The neighbors I knew have been gone for decades.  The witch next door who might have turned me to a frog if I had run across her grass again.  The family with the wagonwheel in their yard so I could remember their last name.  My friend Larry the Wiggler. The people down the street who had a TV, who invited us in to watch the Wizard of Oz.

The house is not always on my mind, it rests in the periphery, close enough if I want to see it, but not in a place where I am constantly reminded of it.  I know I can turn off Mackin and go one block to see it.  And some days I do.  But it has become time to say goodbye. 

The driveway is overgrown with grass, shrubs almost closing the gap between the houses, so you can barely see the garage, listing behind the house.  It is tired.  There is no old Buick to give it courage.  No toys or bikes to give it purpose. 

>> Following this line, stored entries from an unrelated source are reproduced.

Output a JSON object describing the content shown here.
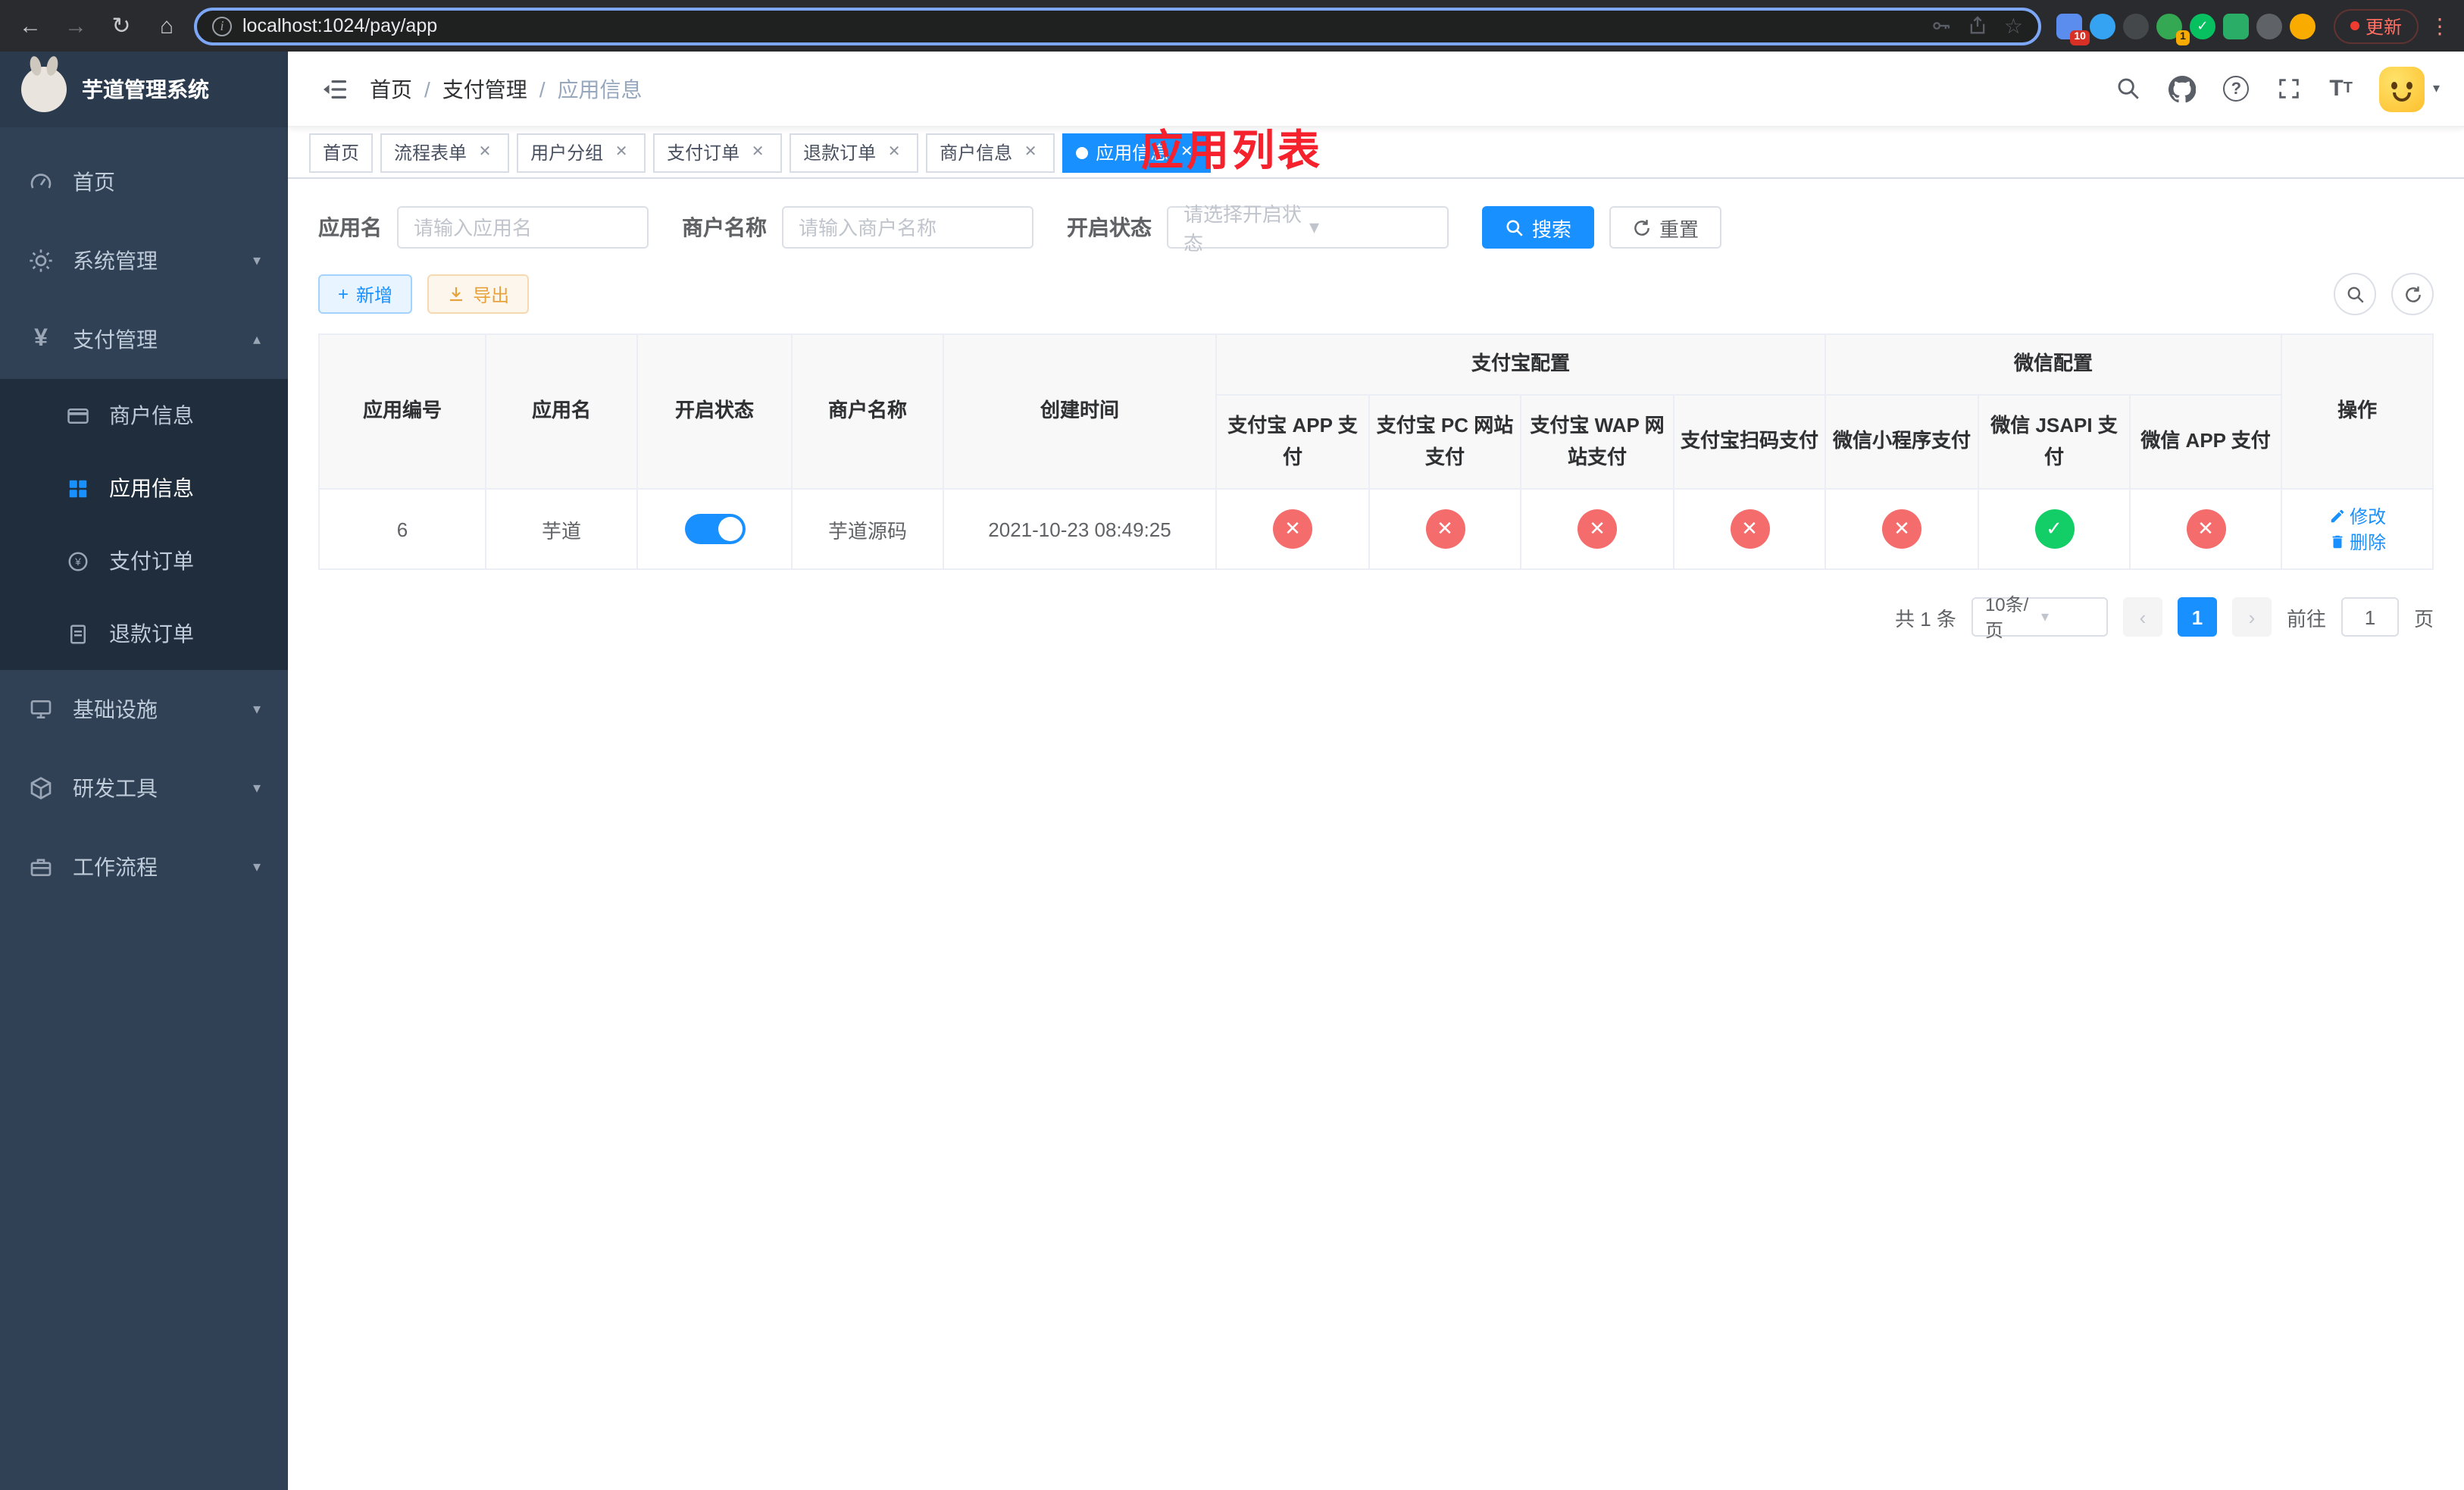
{
  "browser": {
    "url": "localhost:1024/pay/app",
    "update_label": "更新",
    "ext_badge_1": "10",
    "ext_badge_2": "1"
  },
  "sidebar": {
    "logo_title": "芋道管理系统",
    "menu": [
      {
        "label": "首页"
      },
      {
        "label": "系统管理"
      },
      {
        "label": "支付管理"
      },
      {
        "label": "基础设施"
      },
      {
        "label": "研发工具"
      },
      {
        "label": "工作流程"
      }
    ],
    "payment_submenu": [
      {
        "label": "商户信息"
      },
      {
        "label": "应用信息"
      },
      {
        "label": "支付订单"
      },
      {
        "label": "退款订单"
      }
    ]
  },
  "navbar": {
    "breadcrumb": [
      "首页",
      "支付管理",
      "应用信息"
    ],
    "page_title": "应用列表"
  },
  "tabs": [
    {
      "label": "首页"
    },
    {
      "label": "流程表单"
    },
    {
      "label": "用户分组"
    },
    {
      "label": "支付订单"
    },
    {
      "label": "退款订单"
    },
    {
      "label": "商户信息"
    },
    {
      "label": "应用信息"
    }
  ],
  "filters": {
    "app_name_label": "应用名",
    "app_name_placeholder": "请输入应用名",
    "merchant_label": "商户名称",
    "merchant_placeholder": "请输入商户名称",
    "status_label": "开启状态",
    "status_placeholder": "请选择开启状态",
    "search_label": "搜索",
    "reset_label": "重置"
  },
  "toolbar": {
    "add_label": "新增",
    "export_label": "导出"
  },
  "table": {
    "headers": {
      "app_id": "应用编号",
      "app_name": "应用名",
      "status": "开启状态",
      "merchant": "商户名称",
      "create_time": "创建时间",
      "alipay_group": "支付宝配置",
      "wechat_group": "微信配置",
      "alipay_app": "支付宝 APP 支付",
      "alipay_pc": "支付宝 PC 网站支付",
      "alipay_wap": "支付宝 WAP 网站支付",
      "alipay_qr": "支付宝扫码支付",
      "wx_lite": "微信小程序支付",
      "wx_jsapi": "微信 JSAPI 支付",
      "wx_app": "微信 APP 支付",
      "actions": "操作"
    },
    "rows": [
      {
        "app_id": "6",
        "app_name": "芋道",
        "enabled": true,
        "merchant": "芋道源码",
        "create_time": "2021-10-23 08:49:25",
        "alipay_app": false,
        "alipay_pc": false,
        "alipay_wap": false,
        "alipay_qr": false,
        "wx_lite": false,
        "wx_jsapi": true,
        "wx_app": false,
        "edit_label": "修改",
        "delete_label": "删除"
      }
    ]
  },
  "pagination": {
    "total": "共 1 条",
    "page_size": "10条/页",
    "current_page": "1",
    "goto_label": "前往",
    "goto_value": "1",
    "page_unit": "页"
  }
}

Looking at the house makes me sad because it is abandoned, because its reason for existing has been lost.  It is not the home we lived in.  We took that with us when we moved.  It is still with me today.  I have images, strangely tangible and fresh, of this house and our family there that made it the home, and that is bolder in mind than the tattered shell on Barth Street.

This house is sewn in the quilt of memories, the people and places in my life, patched together so that I can hold them up and look at them, as they were.  For me now the memory is more important than the sagging husk of a house.  I have grieved, and paid my respects, and left with the gifts the place held for me.